At the heart of Hevria’s offerings, and its community feeling, are the creative farbrengens. Critical comments are discouraged as participants share their work in a supportive, non-judgmental setting. “I think that reciprocal relationship [between artist and audience] is the essence of Hevria,” said Roth. “The essence of art has people on both ends.”

So far, Hevria has received grants from Hakhel, an incubator for emerging communities supported by Hazon and Israel’s Ministry of Diaspora Affairs, and UJA-Federation of New York’s Arts X Community grant. A few dozen monthly contributors round out Hevria’s budget, but the site’s continued existence has depended largely on its volunteers’ enthusiasm. Now, Elad Nehorai, who has been at Clal since November 2016, is focusing on Hevria full-time as the organization ramps up its in-person programming.

With its base in the Nehorais’ home, Hevria somewhat resembles the Chabad House model originated by the Lubavitcher Rebbe, whose home, now the Chabad movement’s headquarters, is located just a few blocks away. For years, Crown Heights, the long-time stronghold of the Lubavitch community, has been seeing an explosion of Jewish diversity. New synagogues, ranging from egalitarian to liberal Lubavitch, have been popping up between hipster coffee shops and bars.

Though deeply connected with the Orthodox world and based in Crown Heights, the Hevria community operates on its fringes. The creative farbrengen, a riff on the chasidic ritual, is familiar to many Hevrians, most of whom are Orthodox or have some affiliation with Orthodoxy. But less familiar to many in the Orthodox community are the artistic values promoted by Hevria.

According to Roth, when the site was first started, readers would often react to the pieces on Hevria with disbelief. “People would say, I can’t believe an Orthodox person is doing this,” said Roth, who also came to Orthodoxy as an adult.

“We had this dream of becoming creative shluchim,” said Nehorai, using the term for the emissaries Chabad sends around the world. “But when we first came to Crown Heights, we had a lot of difficulty in figuring out how to do that. It became very clear to us that we needed to create a culture around this idea.”

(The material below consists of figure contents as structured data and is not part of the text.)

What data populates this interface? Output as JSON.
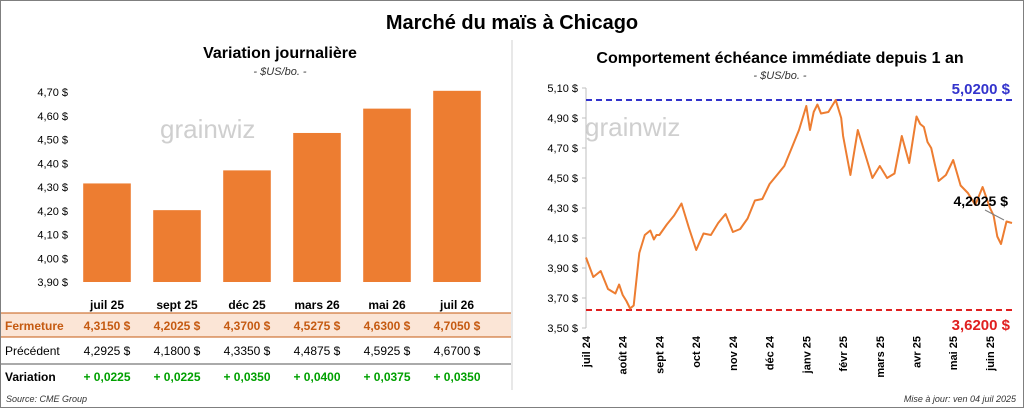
{
  "title": "Marché du maïs à Chicago",
  "source": "Source: CME Group",
  "updated": "Mise à jour: ven 04 juil 2025",
  "watermark": "grainwiz",
  "chart_data": [
    {
      "type": "bar",
      "title": "Variation journalière",
      "subtitle": "- $US/bo. -",
      "categories": [
        "juil 25",
        "sept 25",
        "déc 25",
        "mars 26",
        "mai 26",
        "juil 26"
      ],
      "values": [
        4.315,
        4.2025,
        4.37,
        4.5275,
        4.63,
        4.705
      ],
      "ylim": [
        3.9,
        4.7
      ],
      "yticks": [
        "3,90 $",
        "4,00 $",
        "4,10 $",
        "4,20 $",
        "4,30 $",
        "4,40 $",
        "4,50 $",
        "4,60 $",
        "4,70 $"
      ],
      "bar_color": "#ed7d31",
      "table": {
        "rows": [
          {
            "label": "Fermeture",
            "cells": [
              "4,3150  $",
              "4,2025  $",
              "4,3700  $",
              "4,5275  $",
              "4,6300  $",
              "4,7050  $"
            ],
            "color": "#c55a11",
            "background": "#fbe5d6"
          },
          {
            "label": "Précédent",
            "cells": [
              "4,2925  $",
              "4,1800  $",
              "4,3350  $",
              "4,4875  $",
              "4,5925  $",
              "4,6700  $"
            ],
            "color": "#000000"
          },
          {
            "label": "Variation",
            "cells": [
              "+ 0,0225",
              "+ 0,0225",
              "+ 0,0350",
              "+ 0,0400",
              "+ 0,0375",
              "+ 0,0350"
            ],
            "color": "#00a000"
          }
        ]
      }
    },
    {
      "type": "line",
      "title": "Comportement échéance immédiate depuis 1 an",
      "subtitle": "- $US/bo. -",
      "ylim": [
        3.5,
        5.1
      ],
      "yticks": [
        "3,50 $",
        "3,70 $",
        "3,90 $",
        "4,10 $",
        "4,30 $",
        "4,50 $",
        "4,70 $",
        "4,90 $",
        "5,10 $"
      ],
      "xticks": [
        "juil 24",
        "août 24",
        "sept 24",
        "oct 24",
        "nov 24",
        "déc 24",
        "janv 25",
        "févr 25",
        "mars 25",
        "avr 25",
        "mai 25",
        "juin 25"
      ],
      "line_color": "#ed7d31",
      "max_line": {
        "value": 5.02,
        "label": "5,0200 $",
        "color": "#3333cc"
      },
      "min_line": {
        "value": 3.62,
        "label": "3,6200 $",
        "color": "#e02020"
      },
      "last_label": "4,2025 $",
      "series_x": [
        0,
        0.2,
        0.4,
        0.6,
        0.8,
        0.9,
        1.0,
        1.1,
        1.2,
        1.3,
        1.45,
        1.6,
        1.75,
        1.85,
        1.92,
        2.0,
        2.2,
        2.4,
        2.6,
        2.8,
        3.0,
        3.2,
        3.4,
        3.6,
        3.8,
        4.0,
        4.2,
        4.4,
        4.6,
        4.8,
        5.0,
        5.2,
        5.4,
        5.6,
        5.8,
        6.0,
        6.1,
        6.2,
        6.3,
        6.4,
        6.6,
        6.8,
        6.95,
        7.0,
        7.2,
        7.4,
        7.6,
        7.8,
        8.0,
        8.2,
        8.4,
        8.6,
        8.8,
        9.0,
        9.1,
        9.2,
        9.3,
        9.4,
        9.6,
        9.8,
        10.0,
        10.2,
        10.4,
        10.6,
        10.8,
        11.0,
        11.1,
        11.2,
        11.3,
        11.45,
        11.6
      ],
      "series_y": [
        3.97,
        3.84,
        3.88,
        3.76,
        3.73,
        3.79,
        3.72,
        3.68,
        3.63,
        3.65,
        4.0,
        4.12,
        4.15,
        4.09,
        4.12,
        4.12,
        4.19,
        4.25,
        4.33,
        4.17,
        4.02,
        4.13,
        4.12,
        4.2,
        4.26,
        4.14,
        4.16,
        4.23,
        4.35,
        4.36,
        4.46,
        4.52,
        4.58,
        4.7,
        4.82,
        4.98,
        4.82,
        4.94,
        4.99,
        4.93,
        4.94,
        5.02,
        4.9,
        4.78,
        4.52,
        4.82,
        4.66,
        4.5,
        4.58,
        4.5,
        4.53,
        4.78,
        4.6,
        4.91,
        4.86,
        4.84,
        4.74,
        4.7,
        4.48,
        4.52,
        4.62,
        4.45,
        4.4,
        4.32,
        4.44,
        4.3,
        4.25,
        4.11,
        4.06,
        4.21,
        4.2
      ]
    }
  ]
}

That contrarian attitude has attracted many of those who have not felt fully at home in the Orthodox world, including women, those who identify as queer and those who have left Orthodoxy. Nehorai himself became Orthodox as an adult and has since made a name for himself as an internal critic of some of Orthodoxy’s more conservative tendencies. He is also a leader of Torah Trumps Hate, a progressive activist group for Orthodox Jews.

Laura Melnicoff, a cellist who became Orthodox as an adult, said the Hevria community supports her career and interests in a way the rest of the Orthodox world often does not understand. “Having a community of people who were trying to find their way both in needing to express themselves artistically and spiritually, I hadn’t yet found that until Hevria came along,” said Melnicoff, who lives in Crown Heights. “I know that what I’m doing is right, but a lot of what I do is not understood or relatable to the Crown Heights community.”

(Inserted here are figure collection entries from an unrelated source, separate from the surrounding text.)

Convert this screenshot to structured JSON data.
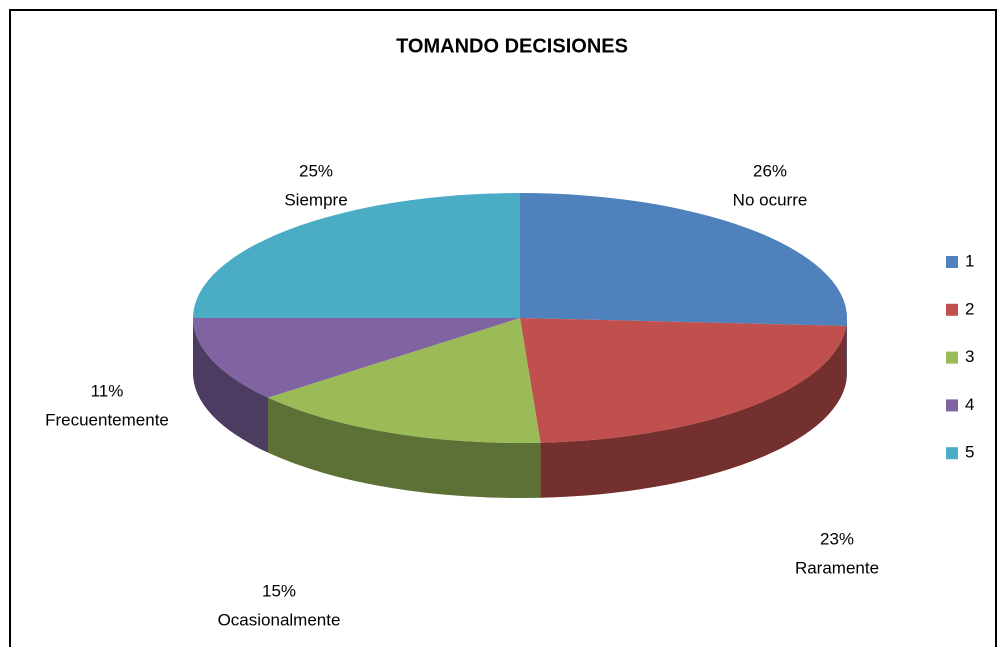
{
  "chart_data": {
    "type": "pie3d",
    "title": "TOMANDO DECISIONES",
    "categories": [
      "1",
      "2",
      "3",
      "4",
      "5"
    ],
    "labels": [
      "No ocurre",
      "Raramente",
      "Ocasionalmente",
      "Frecuentemente",
      "Siempre"
    ],
    "values": [
      26,
      23,
      15,
      11,
      25
    ],
    "value_labels": [
      "26%",
      "23%",
      "15%",
      "11%",
      "25%"
    ],
    "colors": [
      "#4f81bd",
      "#c0504d",
      "#9bbb59",
      "#8064a2",
      "#4bacc6"
    ],
    "legend": "right"
  }
}
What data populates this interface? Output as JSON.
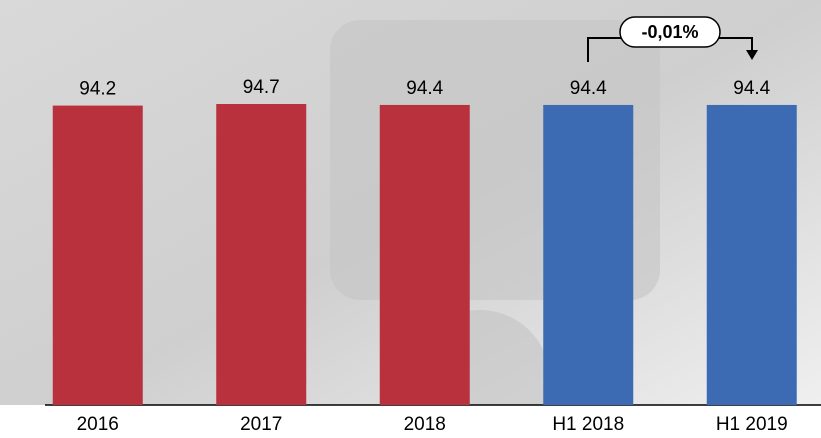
{
  "chart_data": {
    "type": "bar",
    "categories": [
      "2016",
      "2017",
      "2018",
      "H1 2018",
      "H1 2019"
    ],
    "values": [
      94.2,
      94.7,
      94.4,
      94.4,
      94.4
    ],
    "colors": [
      "#b8313c",
      "#b8313c",
      "#b8313c",
      "#3d6bb3",
      "#3d6bb3"
    ],
    "annotation": "-0,01%"
  }
}
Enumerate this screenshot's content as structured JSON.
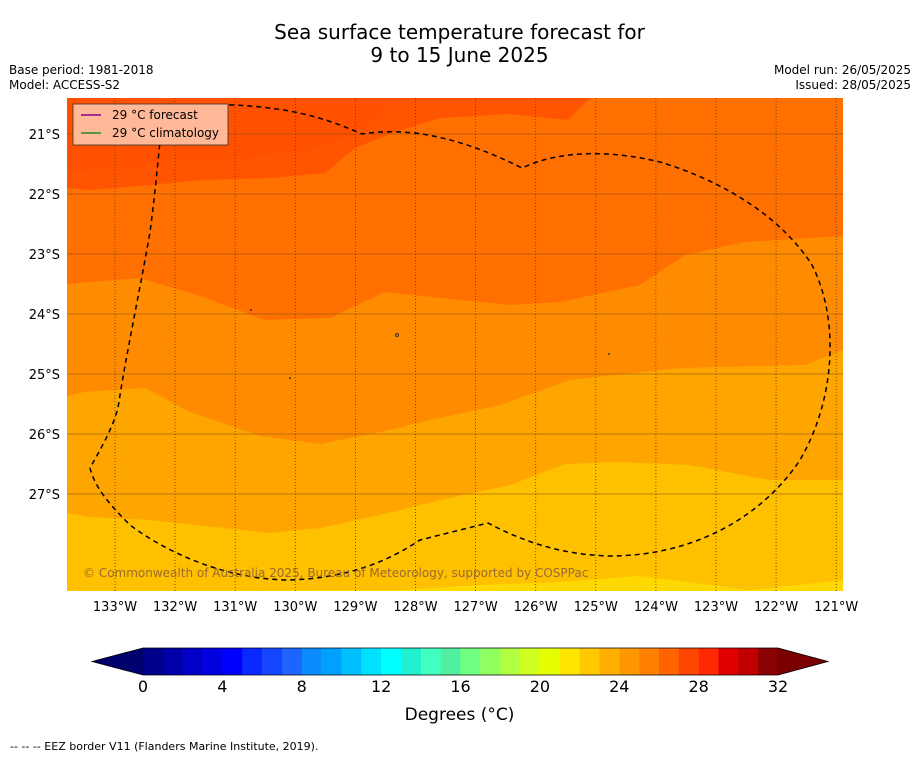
{
  "title_line1": "Sea surface temperature forecast for",
  "title_line2": "9 to 15 June 2025",
  "base_period": "Base period: 1981-2018",
  "model": "Model: ACCESS-S2",
  "model_run": "Model run: 26/05/2025",
  "issued": "Issued: 28/05/2025",
  "legend": {
    "forecast": "29 °C  forecast",
    "climatology": "29 °C  climatology",
    "forecast_color": "#8b008b",
    "climatology_color": "#228b22"
  },
  "lat_labels": [
    "21°S",
    "22°S",
    "23°S",
    "24°S",
    "25°S",
    "26°S",
    "27°S"
  ],
  "lon_labels": [
    "133°W",
    "132°W",
    "131°W",
    "130°W",
    "129°W",
    "128°W",
    "127°W",
    "126°W",
    "125°W",
    "124°W",
    "123°W",
    "122°W",
    "121°W"
  ],
  "copyright": "© Commonwealth of Australia 2025, Bureau of Meteorology, supported by COSPPac",
  "colorbar": {
    "ticks": [
      "0",
      "4",
      "8",
      "12",
      "16",
      "20",
      "24",
      "28",
      "32"
    ],
    "title": "Degrees (°C)",
    "colors": [
      "#00008b",
      "#0000a8",
      "#0000c8",
      "#0000e0",
      "#0000ff",
      "#0a28ff",
      "#1446ff",
      "#1e64ff",
      "#0a8cff",
      "#00a0ff",
      "#00bfff",
      "#00e0ff",
      "#00ffff",
      "#20f0d0",
      "#40ffc0",
      "#50f0a0",
      "#70ff80",
      "#90ff60",
      "#b0ff40",
      "#d0ff20",
      "#e6ff00",
      "#ffe600",
      "#ffc800",
      "#ffb000",
      "#ff9800",
      "#ff8000",
      "#ff6400",
      "#ff4600",
      "#ff2800",
      "#e00000",
      "#c00000",
      "#8b0000"
    ],
    "under_color": "#00006e",
    "over_color": "#7a0000"
  },
  "footnote": "-- -- -- EEZ border V11 (Flanders Marine Institute, 2019).",
  "map_colors": {
    "sst_29_30": "#ff5500",
    "sst_28_29": "#ff7000",
    "sst_27_28": "#ff8c00",
    "sst_26_27": "#ffa500",
    "sst_25_26": "#ffc000",
    "sst_24_25": "#ffd800"
  }
}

Melnicoff, who serves as the director of women’s programming for Hevria, organizes specific creative farbrengens for women and has organized one for queer Jews as well. A farbrengen for those who have left Orthodox communities is currently in the works.

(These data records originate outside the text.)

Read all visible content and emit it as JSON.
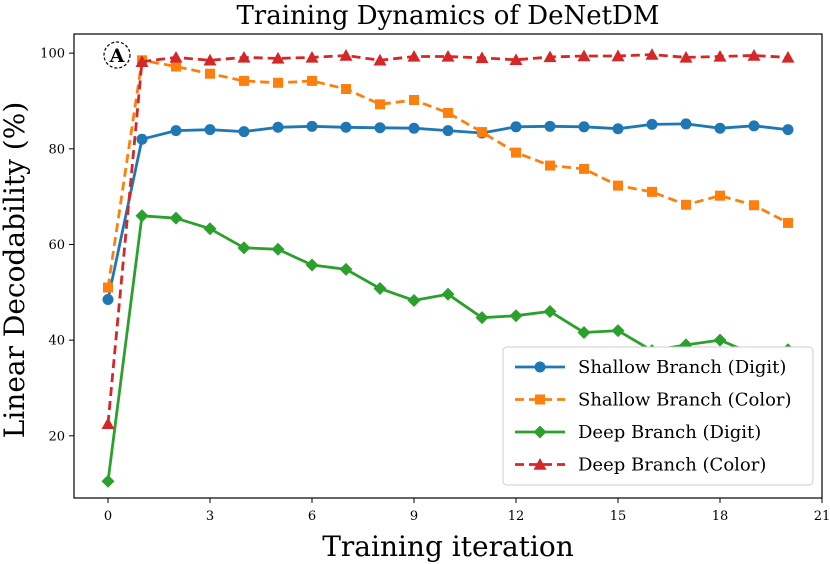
{
  "chart_data": {
    "type": "line",
    "title": "Training Dynamics of DeNetDM",
    "xlabel": "Training iteration",
    "ylabel": "Linear Decodability (%)",
    "xlim": [
      -1,
      21
    ],
    "ylim": [
      7,
      104
    ],
    "xticks": [
      0,
      3,
      6,
      9,
      12,
      15,
      18,
      21
    ],
    "yticks": [
      20,
      40,
      60,
      80,
      100
    ],
    "x": [
      0,
      1,
      2,
      3,
      4,
      5,
      6,
      7,
      8,
      9,
      10,
      11,
      12,
      13,
      14,
      15,
      16,
      17,
      18,
      19,
      20
    ],
    "annotation": "A",
    "legend_position": "lower-right",
    "series": [
      {
        "name": "Shallow Branch (Digit)",
        "color": "#1f77b4",
        "linestyle": "solid",
        "marker": "circle",
        "values": [
          48.5,
          82,
          83.8,
          84,
          83.6,
          84.5,
          84.7,
          84.5,
          84.4,
          84.3,
          83.8,
          83.3,
          84.6,
          84.7,
          84.6,
          84.2,
          85.1,
          85.2,
          84.3,
          84.8,
          84
        ]
      },
      {
        "name": "Shallow Branch (Color)",
        "color": "#ff7f0e",
        "linestyle": "dashed",
        "marker": "square",
        "values": [
          51,
          98.5,
          97.2,
          95.7,
          94.2,
          93.8,
          94.2,
          92.5,
          89.3,
          90.2,
          87.5,
          83.5,
          79.2,
          76.5,
          75.8,
          72.3,
          71,
          68.3,
          70.2,
          68.2,
          64.5
        ]
      },
      {
        "name": "Deep Branch (Digit)",
        "color": "#2ca02c",
        "linestyle": "solid",
        "marker": "diamond",
        "values": [
          10.5,
          66,
          65.5,
          63.3,
          59.3,
          59,
          55.7,
          54.8,
          50.8,
          48.3,
          49.6,
          44.7,
          45.1,
          46,
          41.6,
          42,
          37.8,
          39,
          40,
          37,
          38
        ]
      },
      {
        "name": "Deep Branch (Color)",
        "color": "#d62728",
        "linestyle": "dashed",
        "marker": "triangle",
        "values": [
          22.5,
          98.2,
          99.1,
          98.5,
          99.1,
          98.9,
          99.1,
          99.5,
          98.5,
          99.3,
          99.3,
          99,
          98.6,
          99.2,
          99.4,
          99.4,
          99.7,
          99.1,
          99.3,
          99.5,
          99.1
        ]
      }
    ]
  }
}
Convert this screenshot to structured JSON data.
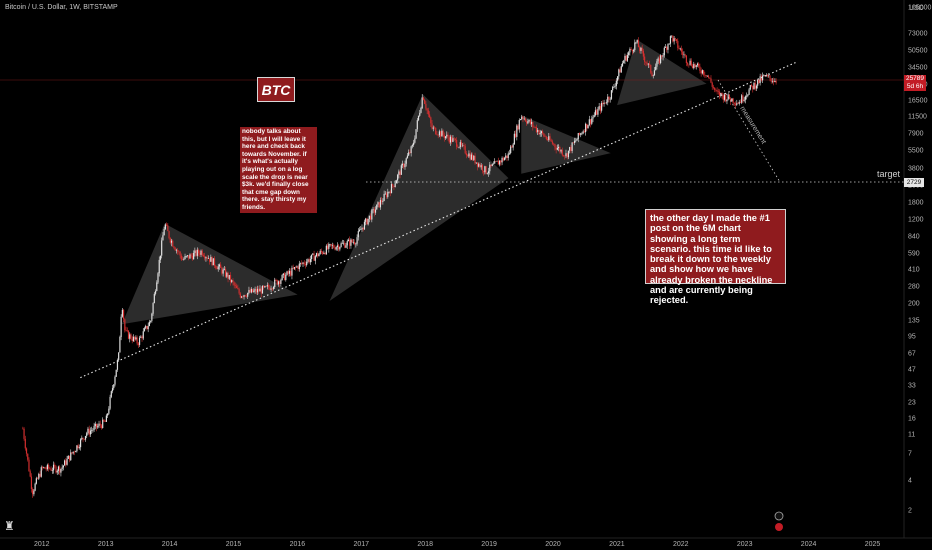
{
  "header": {
    "symbol": "Bitcoin / U.S. Dollar, 1W, BITSTAMP",
    "currency": "USD"
  },
  "badge": {
    "text": "BTC"
  },
  "notes": {
    "left": "nobody talks about this, but I will leave it here and check back towards November. if it's what's actually playing out on a log scale the drop is near $3k. we'd finally close that cme gap down there. stay thirsty my friends.",
    "right": "the other day I made the #1 post on the 6M chart showing a long term scenario. this time id like to break it down to the weekly and show how we have already broken the neckline and are currently being rejected."
  },
  "target": {
    "label": "target",
    "price": "2729"
  },
  "current_price": {
    "price": "25789",
    "sub": "5d 6h"
  },
  "arrow_text": "measurement",
  "colors": {
    "up": "#e0e0e0",
    "down": "#d32f2f",
    "note_bg": "#8f1b1e"
  },
  "chart_data": {
    "type": "candlestick",
    "scale": "log",
    "y_ticks": [
      "105000",
      "73000",
      "50500",
      "34500",
      "24000",
      "16500",
      "11500",
      "7900",
      "5500",
      "3800",
      "2600",
      "1800",
      "1200",
      "840",
      "590",
      "410",
      "280",
      "200",
      "135",
      "95",
      "67",
      "47",
      "33",
      "23",
      "16",
      "11",
      "7",
      "4",
      "2"
    ],
    "x_ticks": [
      "2012",
      "2013",
      "2014",
      "2015",
      "2016",
      "2017",
      "2018",
      "2019",
      "2020",
      "2021",
      "2022",
      "2023",
      "2024",
      "2025"
    ],
    "price_path": [
      [
        "2011.7",
        12
      ],
      [
        "2011.85",
        3
      ],
      [
        "2012.0",
        5
      ],
      [
        "2012.3",
        5
      ],
      [
        "2012.7",
        11
      ],
      [
        "2013.0",
        14
      ],
      [
        "2013.2",
        60
      ],
      [
        "2013.25",
        200
      ],
      [
        "2013.3",
        100
      ],
      [
        "2013.5",
        80
      ],
      [
        "2013.7",
        130
      ],
      [
        "2013.92",
        1100
      ],
      [
        "2014.0",
        800
      ],
      [
        "2014.2",
        500
      ],
      [
        "2014.5",
        600
      ],
      [
        "2014.9",
        350
      ],
      [
        "2015.1",
        230
      ],
      [
        "2015.5",
        260
      ],
      [
        "2015.9",
        380
      ],
      [
        "2016.0",
        430
      ],
      [
        "2016.5",
        650
      ],
      [
        "2016.9",
        750
      ],
      [
        "2017.0",
        1000
      ],
      [
        "2017.5",
        2600
      ],
      [
        "2017.8",
        6000
      ],
      [
        "2017.96",
        19000
      ],
      [
        "2018.1",
        9000
      ],
      [
        "2018.5",
        6500
      ],
      [
        "2018.95",
        3500
      ],
      [
        "2019.3",
        5000
      ],
      [
        "2019.5",
        12000
      ],
      [
        "2019.9",
        7200
      ],
      [
        "2020.2",
        5000
      ],
      [
        "2020.5",
        9300
      ],
      [
        "2020.9",
        19000
      ],
      [
        "2021.1",
        40000
      ],
      [
        "2021.3",
        60000
      ],
      [
        "2021.55",
        30000
      ],
      [
        "2021.85",
        68000
      ],
      [
        "2022.1",
        40000
      ],
      [
        "2022.4",
        30000
      ],
      [
        "2022.55",
        19500
      ],
      [
        "2022.9",
        16000
      ],
      [
        "2023.1",
        22000
      ],
      [
        "2023.3",
        28000
      ],
      [
        "2023.5",
        25789
      ]
    ],
    "neckline": {
      "from": [
        "2012.6",
        37
      ],
      "to": [
        "2023.5",
        40000
      ]
    },
    "target_price": 2729
  }
}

“We’re dealing with people who are unaffiliated or who haven’t found their spot in Judaism,” said Roth. “These people already have a strong sense of Jewish identity; they just don’t have a community that supports them in their own Jewish identity.”

Can Hevria be that community? Nehorai hopes so.

“I think at the beginning, we saw ourselves as outsiders with a dream,” said Nehorai. “We’ve gone from being a dream to being a true alternative community in the Jewish world.”